Gates open at 6 nightly and close at 10 p.m. Tickets range from $11 to $36, depending on the date and time. For example, there are “any time” tickets for those who want to have the flexibility of when to attend or if they are given as gifts.

“Golden hour” tickets give access to the festival about 90 minutes before the gates open to the public. Golden hour tickets are for those who want to photograph the festival at dusk.

There are also group rates, and an educational tour offers insight into how the lanterns are made and the history of the festival. To purchase tickets or for more information, go to the Koka Booth Amphitheatre website www.boothamphitheatre.com/.

Food trucks and booths are scattered throughout the venue. The festival includes nightly performances by jugglers, acrobats, and traditional Chinese dancers. The festival was started in 2015, and although it’s in its seventh season, organizers took 2020 off because of the COVID pandemic, according to William Lewis, the town of Cary’s cultural arts manager.15a

Lewis said Tiyanu Arts & Culture approached the town about the festival based on the town’s reputation for quality facilities and diversity in arts and culture programming. Tianyu is the largest Chinese lantern festival producer in North America and one of the first companies to bring authentic traditions of the lanterns to the U.S. and Europe, according to its website. The U.S.-based corporation is a subsidiary of Sichuan Tianyu Culture Communication Co., which is headquartered in Zigong in China’s Sichuan province.

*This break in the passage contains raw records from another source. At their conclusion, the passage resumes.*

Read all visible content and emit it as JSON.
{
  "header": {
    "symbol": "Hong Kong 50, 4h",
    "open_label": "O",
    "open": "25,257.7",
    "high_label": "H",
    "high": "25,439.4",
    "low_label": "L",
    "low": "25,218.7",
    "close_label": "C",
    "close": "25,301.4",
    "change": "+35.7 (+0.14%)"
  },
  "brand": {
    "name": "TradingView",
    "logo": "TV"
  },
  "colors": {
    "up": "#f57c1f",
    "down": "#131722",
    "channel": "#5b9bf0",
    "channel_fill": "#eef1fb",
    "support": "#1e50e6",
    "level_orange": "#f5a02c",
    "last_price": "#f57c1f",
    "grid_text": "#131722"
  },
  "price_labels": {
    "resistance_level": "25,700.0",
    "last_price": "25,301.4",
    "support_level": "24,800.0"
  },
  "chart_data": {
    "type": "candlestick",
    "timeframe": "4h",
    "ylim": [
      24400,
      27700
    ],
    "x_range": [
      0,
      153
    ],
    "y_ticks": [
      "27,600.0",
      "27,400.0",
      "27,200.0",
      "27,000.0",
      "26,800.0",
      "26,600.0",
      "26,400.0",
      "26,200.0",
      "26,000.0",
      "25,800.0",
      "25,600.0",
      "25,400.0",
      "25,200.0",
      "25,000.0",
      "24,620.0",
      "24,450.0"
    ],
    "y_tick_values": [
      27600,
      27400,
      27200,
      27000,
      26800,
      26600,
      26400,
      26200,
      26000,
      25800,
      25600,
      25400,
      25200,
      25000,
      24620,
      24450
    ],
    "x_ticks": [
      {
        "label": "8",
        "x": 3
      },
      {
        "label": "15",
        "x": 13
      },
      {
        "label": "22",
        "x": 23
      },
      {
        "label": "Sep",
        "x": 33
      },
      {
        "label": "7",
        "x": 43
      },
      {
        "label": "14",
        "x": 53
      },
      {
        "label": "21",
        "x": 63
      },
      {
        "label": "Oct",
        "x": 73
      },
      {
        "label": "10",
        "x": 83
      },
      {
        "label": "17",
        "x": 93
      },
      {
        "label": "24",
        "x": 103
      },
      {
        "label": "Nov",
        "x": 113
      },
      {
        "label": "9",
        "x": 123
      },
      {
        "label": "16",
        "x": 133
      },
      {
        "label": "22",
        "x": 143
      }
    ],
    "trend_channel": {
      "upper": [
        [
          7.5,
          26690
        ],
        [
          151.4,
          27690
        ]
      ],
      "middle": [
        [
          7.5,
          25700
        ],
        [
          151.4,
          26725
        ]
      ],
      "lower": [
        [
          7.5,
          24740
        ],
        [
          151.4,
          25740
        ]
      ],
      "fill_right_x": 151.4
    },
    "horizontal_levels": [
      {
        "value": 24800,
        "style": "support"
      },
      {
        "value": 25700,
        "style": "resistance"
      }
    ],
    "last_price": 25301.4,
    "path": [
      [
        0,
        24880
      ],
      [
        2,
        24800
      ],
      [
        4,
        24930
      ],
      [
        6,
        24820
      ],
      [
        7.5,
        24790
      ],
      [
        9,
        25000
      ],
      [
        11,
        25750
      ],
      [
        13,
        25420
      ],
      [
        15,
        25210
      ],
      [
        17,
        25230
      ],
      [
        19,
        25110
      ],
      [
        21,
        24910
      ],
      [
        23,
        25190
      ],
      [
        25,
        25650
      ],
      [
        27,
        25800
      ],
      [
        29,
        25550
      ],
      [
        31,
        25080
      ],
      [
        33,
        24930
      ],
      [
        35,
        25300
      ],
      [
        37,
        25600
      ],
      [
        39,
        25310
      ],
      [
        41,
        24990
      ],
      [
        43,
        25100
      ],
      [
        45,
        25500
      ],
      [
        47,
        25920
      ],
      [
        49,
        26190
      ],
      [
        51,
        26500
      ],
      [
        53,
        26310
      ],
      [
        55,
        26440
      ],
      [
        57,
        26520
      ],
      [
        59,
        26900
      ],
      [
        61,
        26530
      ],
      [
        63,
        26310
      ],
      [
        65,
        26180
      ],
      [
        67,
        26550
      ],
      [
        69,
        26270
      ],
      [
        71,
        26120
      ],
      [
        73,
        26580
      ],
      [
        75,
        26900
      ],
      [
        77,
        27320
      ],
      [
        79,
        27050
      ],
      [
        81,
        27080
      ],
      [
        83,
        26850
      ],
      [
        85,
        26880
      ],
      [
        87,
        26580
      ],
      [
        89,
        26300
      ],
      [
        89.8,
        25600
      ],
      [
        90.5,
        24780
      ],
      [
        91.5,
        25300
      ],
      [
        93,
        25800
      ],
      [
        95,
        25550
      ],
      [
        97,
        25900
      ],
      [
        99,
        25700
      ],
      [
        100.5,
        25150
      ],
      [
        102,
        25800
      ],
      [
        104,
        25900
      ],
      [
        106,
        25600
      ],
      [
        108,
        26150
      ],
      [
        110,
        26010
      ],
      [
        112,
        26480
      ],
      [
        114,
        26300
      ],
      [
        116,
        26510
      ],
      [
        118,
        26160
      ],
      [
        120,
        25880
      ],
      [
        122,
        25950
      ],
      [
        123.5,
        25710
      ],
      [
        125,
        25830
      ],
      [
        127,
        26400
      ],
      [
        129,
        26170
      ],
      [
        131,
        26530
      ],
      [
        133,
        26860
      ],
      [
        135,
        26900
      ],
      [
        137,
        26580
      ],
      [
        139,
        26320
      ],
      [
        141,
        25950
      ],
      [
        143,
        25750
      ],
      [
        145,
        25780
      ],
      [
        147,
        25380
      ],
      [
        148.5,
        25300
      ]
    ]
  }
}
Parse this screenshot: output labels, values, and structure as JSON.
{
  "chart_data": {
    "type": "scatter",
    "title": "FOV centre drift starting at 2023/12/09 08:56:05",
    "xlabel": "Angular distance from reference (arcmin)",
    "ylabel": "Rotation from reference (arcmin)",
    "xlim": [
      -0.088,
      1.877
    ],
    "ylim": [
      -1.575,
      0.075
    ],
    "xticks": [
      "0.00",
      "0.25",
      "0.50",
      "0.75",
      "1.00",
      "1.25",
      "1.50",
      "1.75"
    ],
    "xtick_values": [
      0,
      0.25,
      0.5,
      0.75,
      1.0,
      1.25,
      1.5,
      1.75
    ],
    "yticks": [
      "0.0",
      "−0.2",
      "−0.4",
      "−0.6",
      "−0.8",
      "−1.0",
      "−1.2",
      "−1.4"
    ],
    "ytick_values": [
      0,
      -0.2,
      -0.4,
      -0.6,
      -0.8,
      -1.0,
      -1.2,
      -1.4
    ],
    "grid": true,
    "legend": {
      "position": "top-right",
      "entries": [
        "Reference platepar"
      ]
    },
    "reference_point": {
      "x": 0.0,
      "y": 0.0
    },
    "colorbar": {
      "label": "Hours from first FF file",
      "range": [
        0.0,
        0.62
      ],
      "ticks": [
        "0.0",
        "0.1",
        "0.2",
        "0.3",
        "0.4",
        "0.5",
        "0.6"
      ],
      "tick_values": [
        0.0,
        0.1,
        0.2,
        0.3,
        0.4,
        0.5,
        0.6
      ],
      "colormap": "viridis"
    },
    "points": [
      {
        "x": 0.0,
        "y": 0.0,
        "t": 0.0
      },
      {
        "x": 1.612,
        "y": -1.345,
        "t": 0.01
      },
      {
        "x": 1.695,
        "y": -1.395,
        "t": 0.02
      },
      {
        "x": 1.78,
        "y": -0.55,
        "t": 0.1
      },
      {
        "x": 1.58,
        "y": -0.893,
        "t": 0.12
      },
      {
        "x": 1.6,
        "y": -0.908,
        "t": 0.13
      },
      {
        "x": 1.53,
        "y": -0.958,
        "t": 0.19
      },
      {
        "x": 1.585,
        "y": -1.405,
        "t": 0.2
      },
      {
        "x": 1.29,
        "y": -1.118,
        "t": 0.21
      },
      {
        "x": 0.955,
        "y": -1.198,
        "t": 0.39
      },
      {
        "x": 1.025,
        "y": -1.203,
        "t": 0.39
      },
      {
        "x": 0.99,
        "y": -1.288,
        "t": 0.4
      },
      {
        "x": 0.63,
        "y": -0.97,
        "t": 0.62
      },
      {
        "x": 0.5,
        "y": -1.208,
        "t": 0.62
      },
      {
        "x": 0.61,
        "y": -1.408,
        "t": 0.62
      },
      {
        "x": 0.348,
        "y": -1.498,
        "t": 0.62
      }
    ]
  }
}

“After touring other potential sites throughout North Carolina, they selected Koka Booth Amphitheatre because of its overall beauty and amenities,” Lewis said in an email.

“The amenities include dedicated staff at the facility, ample parking, a full-service box office, professional-grade staging and in-house production, concessions, restrooms, a spacious lawn, and a covered deck. Plus, an adjacent greenway, Symphony Lake, and other natural features.”

"Each year, Cary staff works directly with our partners at Tianyu to design, select, and curate new lantern displays for the festival at Koka Booth Amphitheatre. After agreeing on preferred designs and layouts, Tianyu contracts with the artists in China to build the lanterns. Most of the lanterns are made in the city of Zigong in the Sichuan province, which is considered the lantern capital of China for many centuries. The craft of making lanterns has been handed down to artisans in Zigong for generations," Lewis said.

The lanterns are then disassembled and shipped from China to Wilmington, where they are loaded onto 15 tractor-trailers and driven to Cary to be reassembled.

“The festival has grown in attendance every year, with last year’s attendance topping 200,000. Cary has signed a contract to keep the N.C. Chinese Lantern Festival at Koka Booth Amphitheatre through the 2028-29 season,” Lewis said.

The Chinese Lantern Festival runs through Jan. 8.